Publicado em 25/09/2020 as 2:00pm
'Goodbye, Brazil': Veja como a Flórida virou reduto da elite brasileira
"Disney style lover & Orlando, FL explorer" diz o perfil no Instagram da paulistana Carolina...
"Disney style lover & Orlando, FL explorer" diz o perfil no Instagram da paulistana Carolina Grabova, 41. Aos 17, ela participou do programa de estágio dos parques da Disney. Era para ser uma simples temporada, tornou-se uma vida: desde 1996 radicada em Orlando, Flórida, Grabova trabalha como modelo, influenciadora digital e um tipo de embaixadora especial brasileira no mundo mágico de Walt Disney.
"A Flórida tem um jeito casual de ser, um inverno ameno, praias lindas, o que é familiar para os brasileiros. Também é [geograficamente] o estado mais próximo ao Brasil", diz ela, que em 2020 foi a primeira brasileira escolhida para apresentar a Walt Disney World Marathon, uma maratona de 42 km realizada desde 1994.
Embora simbolize um estilo de vida "Orlando, FL explorer", Grabova considera difícil definir o estilo de vida dos brasileiros na Flórida, diante da diversidade de experiências. Entretanto, ela destaca qualidade de vida e segurança como pontos positivos que continuam a atrair conterrâneos para lá — dos 1,3 milhão de brasileiros morando em território norte-americano, estima-se que 300 mil se instalaram na Flórida, indica o Itamaraty.
Entre maio e agosto, o mercado imobiliário de casas de férias na cidade cresceu 38%, alavancado por brasileiros, segundo dados do The Grove Resort & Water Park, misto de hotel e desenvolvedor que oferece unidades "a 5 minutos" do Walt Disney World, como diz o site oficial.
Esperar 16 horas na fila do auxílio emergencial de R$ 600 não faz parte da realidade desses investidores. Segundo dados da consultoria Elite International Realty, cerca de 300 imóveis foram adquiridos por brasileiros entre Orlando e Miami, em 2019; na última década, a média anual foi 275. Em Miami Beach, o preço das casas de luxo subiu 61%, alavancado pela demanda brasileira, ultrapassando a marca de US$ 10 milhões (cerca de R$ 54 milhões).

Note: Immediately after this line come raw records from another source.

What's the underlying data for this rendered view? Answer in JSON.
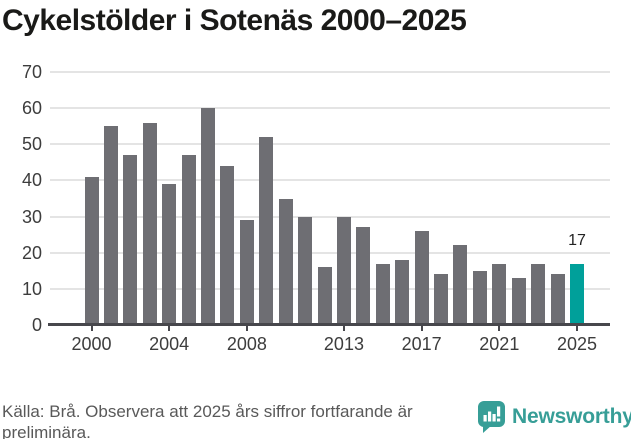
{
  "title": "Cykelstölder i Sotenäs 2000–2025",
  "footer": {
    "source_note": "Källa: Brå. Observera att 2025 års siffror fortfarande är preliminära.",
    "brand": "Newsworthy"
  },
  "colors": {
    "bar": "#6e6e73",
    "highlight": "#00a09a",
    "brand_teal": "#379e97",
    "grid": "#e4e4e4",
    "axis": "#47474c",
    "tick_text": "#3d3d3d",
    "annotation_text": "#232323"
  },
  "chart_data": {
    "type": "bar",
    "title": "Cykelstölder i Sotenäs 2000–2025",
    "categories": [
      2000,
      2001,
      2002,
      2003,
      2004,
      2005,
      2006,
      2007,
      2008,
      2009,
      2010,
      2011,
      2012,
      2013,
      2014,
      2015,
      2016,
      2017,
      2018,
      2019,
      2020,
      2021,
      2022,
      2023,
      2024,
      2025
    ],
    "values": [
      41,
      55,
      47,
      56,
      39,
      47,
      60,
      44,
      29,
      52,
      35,
      30,
      16,
      30,
      27,
      17,
      18,
      26,
      14,
      22,
      15,
      17,
      13,
      17,
      14,
      17
    ],
    "xlabel": "",
    "ylabel": "",
    "ylim": [
      0,
      70
    ],
    "yticks": [
      0,
      10,
      20,
      30,
      40,
      50,
      60,
      70
    ],
    "xticks": [
      2000,
      2004,
      2008,
      2013,
      2017,
      2021,
      2025
    ],
    "grid": true,
    "legend": false,
    "highlight_last_bar": true,
    "last_value_label": "17"
  }
}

Para Daniel Ickowicz, diretor de vendas da Elite International Realty, estrangeiros escolhem investir nos Estados Unidos, especialmente na Flórida, por fatores como segurança, sociedade, universidades e hospitais "super modernos". "Além disso, o clima de Miami é muito favorável para a prática de esportes náuticos, barcos, jet ski, bem como golfe. E Orlando é o centro dos parques de diversão para crianças, adolescentes e para se divertir ao ar livre."
Pré-pandemia, os Estados Unidos receberam 2,1 milhões de brasileiros; 70,9% viajando a passeio. Flórida foi o principal destino (58,12% dos turistas). Entre as cidades floridenses, Orlando (40,88%) e Miami (26,97%) lideram, segundo dados oficiais do NTTO (National Travel and Tourism Office).

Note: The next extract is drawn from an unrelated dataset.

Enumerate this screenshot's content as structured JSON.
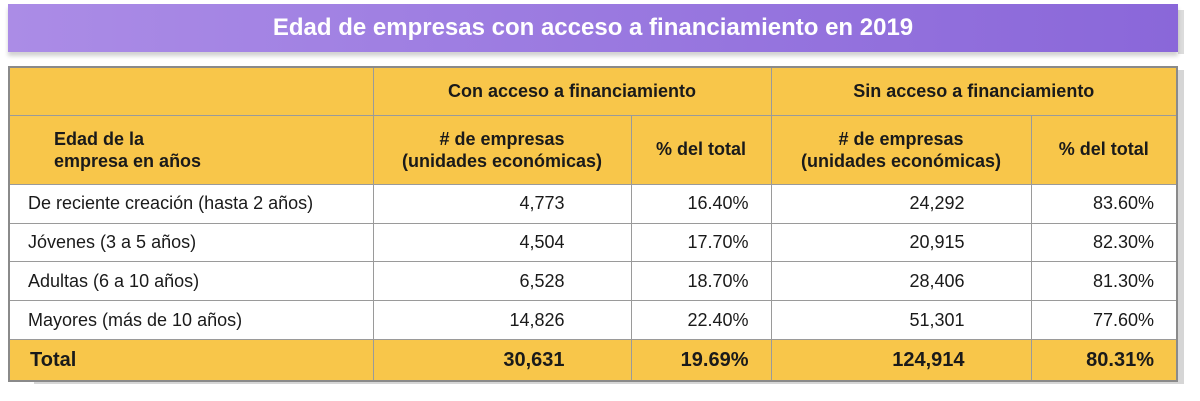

Fato é que a Flórida e os brasileiros têm uma relação bilateral especial, conforme escreveu o diplomata Adalnio Senna Ganem no diário Miami Herald, em 2017. "Andando pela Lincoln Road em Miami Beach ou pelo Bayside Marketplace, não é incomum ouvir um ritmo diferente de palavras sendo ditas — é o português do Brasil. Na Ocean Drive, você pode pedir 'caipirinhas', a mais popular bebida brasileira. Em Wynwood, você pode ver o trabalho incrível de artistas brasileiros renomados, como Os Gêmeos, Nina Pandolfo, Eduardo Kobra e Pamela Castro. [...] Acima de tudo, você pode ver a felicidade dos brasileiros refletida na arte de Romero Britto", ilustrou o autor, à época cônsul-geral do Brasil em Miami.
Desde a década de 1980, a imigração brasileira rumo à Flórida aconteceu em três ondas, descreve Alex Guedes Brum, 29, autor de "Brasileiros no exterior: o caso da Flórida" (ed. Multifoco, 2018) e professor colaborador do curso de Relações Internacionais da UFF (Universidade Federal Fluminense).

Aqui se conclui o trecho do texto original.